14 Avoidable Wedding Photo Disasters
Weddings are an extreme challenge for any photographer. Here's why.
Every few years, a bridal magazine asks married couples what they wish they'd spent more money on. The answer is almost always the same: the photos.
Cakes, booze, flowers, and music are all ephemeral; photographs and the memories they capture are what last forever. You simply can't miss mom crying before you even arrive at the venue, uncle Charlie making a fool of himself on the dance floor, or the moments that the bride and groom share when they think no one is watching.
Of course, that can't-miss status puts pressure on photographers to nail every shot. If you're the one getting married, doing your research and shelling out extra cash for a reputable professional is the best way to avoid major head- and heartaches. But we all make mistakes sometimes—even pros. Here are a few that could've been easily avoided.
Hire a Professional
Knowing that your photographer will be on time and able to do the job while staying out of the way is a great comfort. You've got enough on your plate without worrying about babysitting.
I've shot many weddings, and my goal is always to be the last person the bridal party has to think about on the big day. This goes for all photography assignments, but it is especially true at weddings, since they can be so stressful.
For photographers, acting like a professional means being prepared and staying inconspicuous. It doesn't mean—just for example—starting a brawl in the middle of the reception.
I know, I know... that's a tough rule to remember. But here's a handy guide: Are you endangering the lives of guests by throwing your camera like Donkey Kong after his bananas were stolen? Then you're doing it wrong.
And though it's important to get key shots, it's also important to not draw attention to yourself. A photographer's freedom of movement depends entirely on the couple they're working with, and it's something that should be discussed ahead of time. Even if given freedom to do "whatever," common courtesy should be taken into consideration. If you act like this...
...don't be surprised when you get a reaction like this:
Pro Tip #1: No matter what, it's a photographer's job to be professional and carry on with the assignment.
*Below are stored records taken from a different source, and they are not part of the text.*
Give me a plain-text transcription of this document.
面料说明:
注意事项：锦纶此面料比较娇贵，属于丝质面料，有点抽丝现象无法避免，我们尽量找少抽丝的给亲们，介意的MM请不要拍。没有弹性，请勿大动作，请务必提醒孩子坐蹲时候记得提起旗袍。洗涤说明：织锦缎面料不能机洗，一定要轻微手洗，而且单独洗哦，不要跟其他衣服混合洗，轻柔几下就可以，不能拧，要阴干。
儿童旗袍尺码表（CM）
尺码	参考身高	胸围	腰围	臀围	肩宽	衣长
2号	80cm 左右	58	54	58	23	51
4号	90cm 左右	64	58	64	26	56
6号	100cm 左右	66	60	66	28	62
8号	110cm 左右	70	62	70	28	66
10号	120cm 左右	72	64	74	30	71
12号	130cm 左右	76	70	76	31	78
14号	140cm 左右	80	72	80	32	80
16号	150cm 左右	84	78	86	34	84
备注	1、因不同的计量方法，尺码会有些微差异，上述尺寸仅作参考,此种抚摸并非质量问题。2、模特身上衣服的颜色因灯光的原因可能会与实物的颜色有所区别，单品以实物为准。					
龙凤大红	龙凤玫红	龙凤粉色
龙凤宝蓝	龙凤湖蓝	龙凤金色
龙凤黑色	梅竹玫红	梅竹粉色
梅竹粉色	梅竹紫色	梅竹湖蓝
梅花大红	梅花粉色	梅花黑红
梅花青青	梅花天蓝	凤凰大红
If someone is preventing you from doing that (and you can't work it out quietly), then take it up the chain of command.
"Is this weird for you?"
For many, their wedding day is the culmination of a lifelong dream. It's their day to feel special, to look beautiful, and to have photos that capture that feeling.
For a photographer, it's important to get the basics right, such as composition. But no matter what the photographer thinks, it's the wedding party's right to have a say in their photos.
Another handy tip for photographers: Under no circumstances should you make the bride look like a centaur. Seriously, nobody wants to be like A-Rod. Generally speaking, animals should not be prominently involved, let alone mythical creatures.
Here are a few examples of things getting a little too weird...
Awkward, part deux.
Pro Tip 2: Don't do anything you've seen above.
The Art of Walking
Walking backwards isn't as easy as it seems. We get it. Try to do it while looking through a viewfinder and you just might end up on America's Funniest Home Videos.
These photographers should've practiced a little more, or maybe just used a longer lens:
Pro Tip 3: Photographers should always map out the venue before photographing a wedding. If the ceremony is in an unfamiliar location, show up the day before to scout it out during rehearsals. It is always better to be over-prepared.
Beachfront, lakefront, and even riverside weddings are always popular. These location weddings normally turn out beautifully and are remembered fondly for years to come. But, inevitably, things sometimes go awry. Usually it's due to bad weather, but sometimes photographers do Mother Nature's work for her:
Pro Tip 4: Always remember that the water and gravity are unforgiving agents of chaos with no regard for your creative process.
When it really comes down to it, the wedding party just wants great photos of their big day. The photographer just wants to deliver the shots and get paid. So don't be afraid to take chances, but keep in mind how colossally bad you'll feel if you screw up someone's wedding. A little common sense goes a long way.
And seriously: Stop it with the centaurs.